For all my good intentions to make regular contributions to this blog, I chose instead to forgo posting until I cleared up some accessibility issues that my website was experiencing. When I first set up the site, it tested well for web accessibility, usability, and user experience. Evidently, as time passed, problems developed.
Keep in mind that web accessibility is not the same as web usability, and it’s also not properly considered a user experience issue. It’s odd, I know, but this is the case, nevertheless. Certainly, all three are concerned with human-centered design principles and activities as they pertain to computer-based interactive systems. All three have the best chance of being achieved if identified as a priority before website development even begins. And, given the fluid nature of webtech development and the always expanding demands made of it, neither 100% accessibility nor 100% usability nor 100% positive user experience is ever truly accomplished.
Usability refers to ease of use and can logically be considered an aspect of user experience and of accessibility. The difference between user experience and accessibility ultimately comes down to how a user is identified. User experience is broadly concerned with “ideal” users and their perceptions of things like utility, usability, and efficiency. Web accessibility is specifically concerned with ensuring that the web is usable by people with visual, auditory, physical, speech, cognitive, and neurological disabilities, in which case usability includes things like being able to perceive, understand, navigate, interact with, and contribute to the Web.
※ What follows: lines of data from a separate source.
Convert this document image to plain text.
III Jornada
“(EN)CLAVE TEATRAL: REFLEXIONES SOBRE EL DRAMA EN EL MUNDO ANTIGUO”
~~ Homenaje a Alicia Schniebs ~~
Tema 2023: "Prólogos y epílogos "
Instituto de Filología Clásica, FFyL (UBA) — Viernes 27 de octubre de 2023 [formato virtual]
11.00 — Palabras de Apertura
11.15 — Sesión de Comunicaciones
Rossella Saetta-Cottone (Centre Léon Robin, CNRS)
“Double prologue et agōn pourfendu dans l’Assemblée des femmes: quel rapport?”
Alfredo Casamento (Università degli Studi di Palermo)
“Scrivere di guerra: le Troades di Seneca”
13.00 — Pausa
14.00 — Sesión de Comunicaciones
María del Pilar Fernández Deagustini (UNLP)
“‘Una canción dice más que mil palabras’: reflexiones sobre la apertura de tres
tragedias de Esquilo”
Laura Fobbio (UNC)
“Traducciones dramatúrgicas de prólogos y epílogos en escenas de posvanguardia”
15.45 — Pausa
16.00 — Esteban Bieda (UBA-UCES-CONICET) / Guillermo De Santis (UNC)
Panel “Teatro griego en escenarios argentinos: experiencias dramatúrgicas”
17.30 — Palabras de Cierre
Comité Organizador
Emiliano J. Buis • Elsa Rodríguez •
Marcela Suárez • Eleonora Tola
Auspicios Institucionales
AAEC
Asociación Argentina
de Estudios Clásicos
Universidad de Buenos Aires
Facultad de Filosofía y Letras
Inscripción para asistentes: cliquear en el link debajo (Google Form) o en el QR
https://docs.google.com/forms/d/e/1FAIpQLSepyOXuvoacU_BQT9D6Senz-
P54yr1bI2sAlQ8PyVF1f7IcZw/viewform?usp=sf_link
And so when I initially set up my website, I had both accessibility and user experience in mind. I didn’t create the code for the website; instead I selected an accessible theme from the WordPress database, one that was responsive and flexible, and I built the website around it. Over the years, I added content in the form of blog posts with links, photos, and videos as well as surveys and work samples. I also modified the theme just a smidgen here and there and eventually even installed a child theme that I thought would improve the aesthetics of the site.
I regularly tested the website for page speed load and for compatibility with mobile devices and received high marks for those priorities and for user experience generally. Unfortunately, I neglected to perform a regular assessment of accessibility, and over time the site became less and less usable by people with disabilities. After I finally noticed that I hadn’t made any effort to maintain web accessibility, I tested it only to discover that it failed miserably across most aspects of accessibility. I then attempted to fix the problems but without success.
These circumstances forced me to renew my search for new “accessibility ready” WordPress theme. Having played around with a few, I finally decided on the Universal theme developed by Joe Dolson. Although initial tests have not come back without problems… which is not surprising since no theme ever does… the results are mostly positive and so quite promising. Although the page speed load is not optimal, the user experience results are excellent and the site remains mobile friendly. Now I just need to devise an accessibility maintenance schedule and implement it.